1、简单转化算子(map,flatmap,filter这些)datastream和keyedStream都可以有,但是datastream没有聚合算子,只有keyedStream才有。键值转换后的才有滚动聚合算子sum(),min(),max() ,minBy(),maxBy(),reduce()
2、键值转换后的才有滚动聚合算子sum(),min(),max() ,minBy(),maxBy()
min是来一条数据就和历史数据比较,然后输出最小值,格式还是SensorReading类型,如果取min(temperatrue)则会输出temperature最小值,其他字段是keyBy的第一条记录
minBy是来一条数据就和历史数据比较,然后输出最小值,格式还是SensorReading类型,如果取minby(temperatrue)则会输出temperature最小值,其他字段是最小值字段的当条记录
sum是来一条数据就和历史数据相加,然后输出汇总值
3、reduce方法,需求是获得temperature的最小值,但是timeStamp的最大值,reduce方法内的lambda的第一个值是之前的聚合后的结果,第二个值是最新值,带状态的
4、connectStream的map方法内部是comap,是对合并的多个流分别去做处理,connect两个流的数据类型可以不一致
package flinkSourse
import org.apache.flink.api.common.functions.{MapFunction, ReduceFunction, RichMapFunction}
import org.apache.flink.api.java.tuple.Tuple
import org.apache.flink.configuration.Configuration
import org.apache.flink.streaming.api.functions.co.CoMapFunction
import org.apache.flink.streaming.api.scala.{ConnectedStreams, _}
//简单转化算子(map,flatmap,filter这些)datastream和keyedStream都可以有,但是datastream没有聚合算子,只有keyedStream才有,
// 键值转换后的才有滚动聚合算子sum(),min(),max() ,minBy(),maxBy(),reduce()

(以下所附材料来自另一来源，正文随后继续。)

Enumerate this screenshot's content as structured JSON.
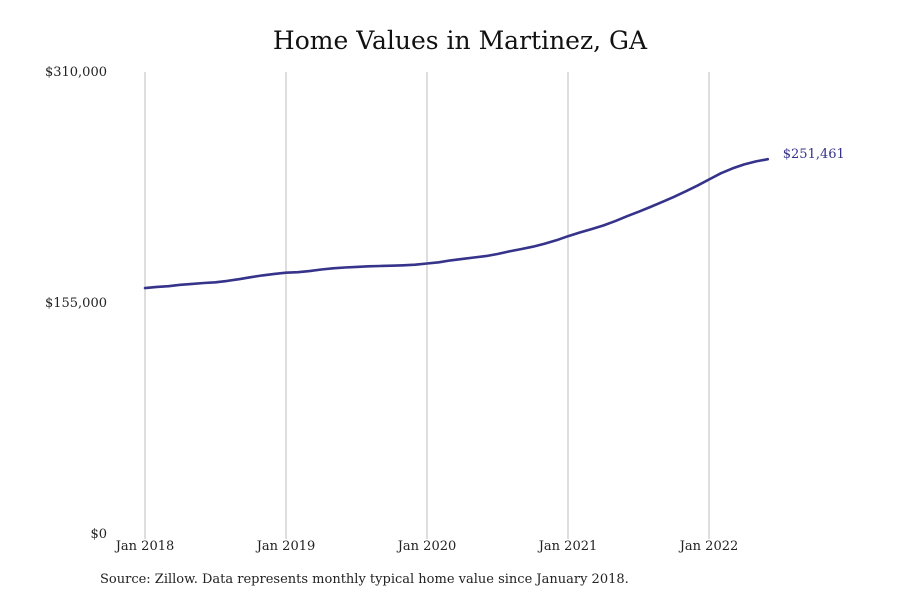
{
  "chart_data": {
    "type": "line",
    "title": "Home Values in Martinez, GA",
    "xlabel": "",
    "ylabel": "",
    "ylim": [
      0,
      310000
    ],
    "y_ticks": [
      {
        "value": 0,
        "label": "$0"
      },
      {
        "value": 155000,
        "label": "$155,000"
      },
      {
        "value": 310000,
        "label": "$310,000"
      }
    ],
    "x_ticks": [
      {
        "value": "2018-01",
        "label": "Jan 2018"
      },
      {
        "value": "2019-01",
        "label": "Jan 2019"
      },
      {
        "value": "2020-01",
        "label": "Jan 2020"
      },
      {
        "value": "2021-01",
        "label": "Jan 2021"
      },
      {
        "value": "2022-01",
        "label": "Jan 2022"
      }
    ],
    "grid": "vertical",
    "line_color": "#35338a",
    "end_label": "$251,461",
    "series": [
      {
        "x": [
          "2018-01",
          "2018-02",
          "2018-03",
          "2018-04",
          "2018-05",
          "2018-06",
          "2018-07",
          "2018-08",
          "2018-09",
          "2018-10",
          "2018-11",
          "2018-12",
          "2019-01",
          "2019-02",
          "2019-03",
          "2019-04",
          "2019-05",
          "2019-06",
          "2019-07",
          "2019-08",
          "2019-09",
          "2019-10",
          "2019-11",
          "2019-12",
          "2020-01",
          "2020-02",
          "2020-03",
          "2020-04",
          "2020-05",
          "2020-06",
          "2020-07",
          "2020-08",
          "2020-09",
          "2020-10",
          "2020-11",
          "2020-12",
          "2021-01",
          "2021-02",
          "2021-03",
          "2021-04",
          "2021-05",
          "2021-06",
          "2021-07",
          "2021-08",
          "2021-09",
          "2021-10",
          "2021-11",
          "2021-12",
          "2022-01",
          "2022-02",
          "2022-03",
          "2022-04",
          "2022-05",
          "2022-06"
        ],
        "values": [
          165000,
          165800,
          166300,
          167200,
          167800,
          168400,
          168900,
          169800,
          171000,
          172300,
          173500,
          174500,
          175300,
          175700,
          176400,
          177500,
          178300,
          178800,
          179200,
          179600,
          179800,
          180000,
          180300,
          180700,
          181500,
          182300,
          183600,
          184600,
          185500,
          186500,
          187900,
          189600,
          191200,
          192800,
          194800,
          197100,
          199800,
          202300,
          204600,
          207000,
          209900,
          213200,
          216200,
          219400,
          222700,
          226200,
          229900,
          233700,
          237900,
          242000,
          245300,
          248000,
          250000,
          251461
        ]
      }
    ]
  },
  "source_text": "Source: Zillow. Data represents monthly typical home value since January 2018."
}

// 多流转换 split、select、connect、comap、union
object FlinkTransform {
def main(args: Array[String]): Unit = {
val executionEnvironment: StreamExecutionEnvironment = StreamExecutionEnvironment.getExecutionEnvironment
executionEnvironment.setParallelism(1)
// 有界流 env.readTextFile
val stream2: DataStream[String] = executionEnvironment.readTextFile("src/main/resources/sensorReading.txt")

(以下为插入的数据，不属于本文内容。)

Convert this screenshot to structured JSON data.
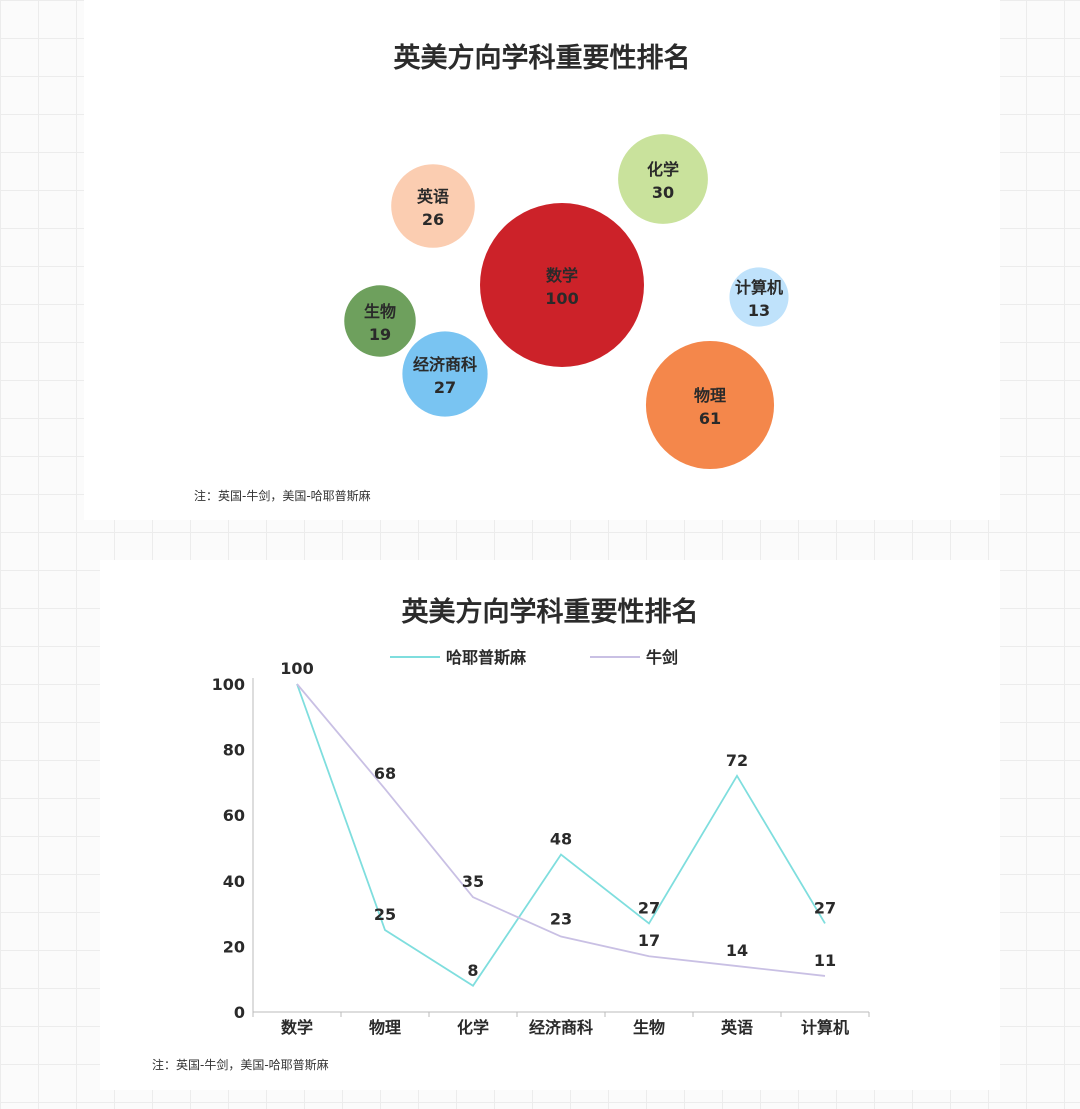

//只有keyby后的keyedStream才能进行min、max、sum等聚合操作
//1、简单转化 flatmap
// stream2.flatMap(data => data.split(",")).print()
//2、键值转换后的才有滚动聚合算子sum(),min(),max() ,minBy(),maxBy()
//min是来一条数据就和历史数据比较,然后输出最小值,格式还是SensorReading类型,如果取min(temperatrue)则会输出temperature最小值,其他字段是keyBy的第一条记录
//minBy是来一条数据就和历史数据比较,然后输出最小值,格式还是SensorReading类型,如果取minby(temperatrue)则会输出temperature最小值,其他字段是最小值字段的当条记录
//sum是来一条数据就和历史数据相加,然后输出汇总值
val transforStream: DataStream[SensorReading] = stream2.map(data => {
val tmpList: Array[String] = data.split(",")
SensorReading(tmpList(0), tmpList(1).toLong, tmpList(2).toDouble)
})
val keyedStream: KeyedStream[SensorReading, Tuple] = transforStream.keyBy("id")
// keyedStream.minBy("temperature").print()
//3、reduce方法,要求获得temperature的最小值,但是timeStamp的最大值
//reduce方法内的lambda的第一个值是之前的聚合后的结果,第二个值是最新值
//第一种lambda表达式
// keyedStream.reduce((valueState,newData)=>{
// SensorReading(valueState.id,newData.timestamp,valueState.temperature.min(newData.temperature))
// }).print()
//第二种自定义类的方式,scala需要用class去实现java的interface接口,而不是继承
// keyedStream.reduce(new MyReduceFunction()).print()
// keyedStream状态流 不能用aggregate,因为是private def aggregate 的
//4.1、分流操作 将传感器的的流按照温度分为两个流.split方法相当于给盖了戳,select方法进行选取
val splitStream: SplitStream[SensorReading] = transforStream.split((data) => {
if (data.temperature >= 32) Seq("high") else Seq("low")
})
val highStream: DataStream[SensorReading] = splitStream.select("high")
val lowStream: DataStream[SensorReading] = splitStream.select("low")
val allStream: DataStream[SensorReading] = splitStream.select("high", "low")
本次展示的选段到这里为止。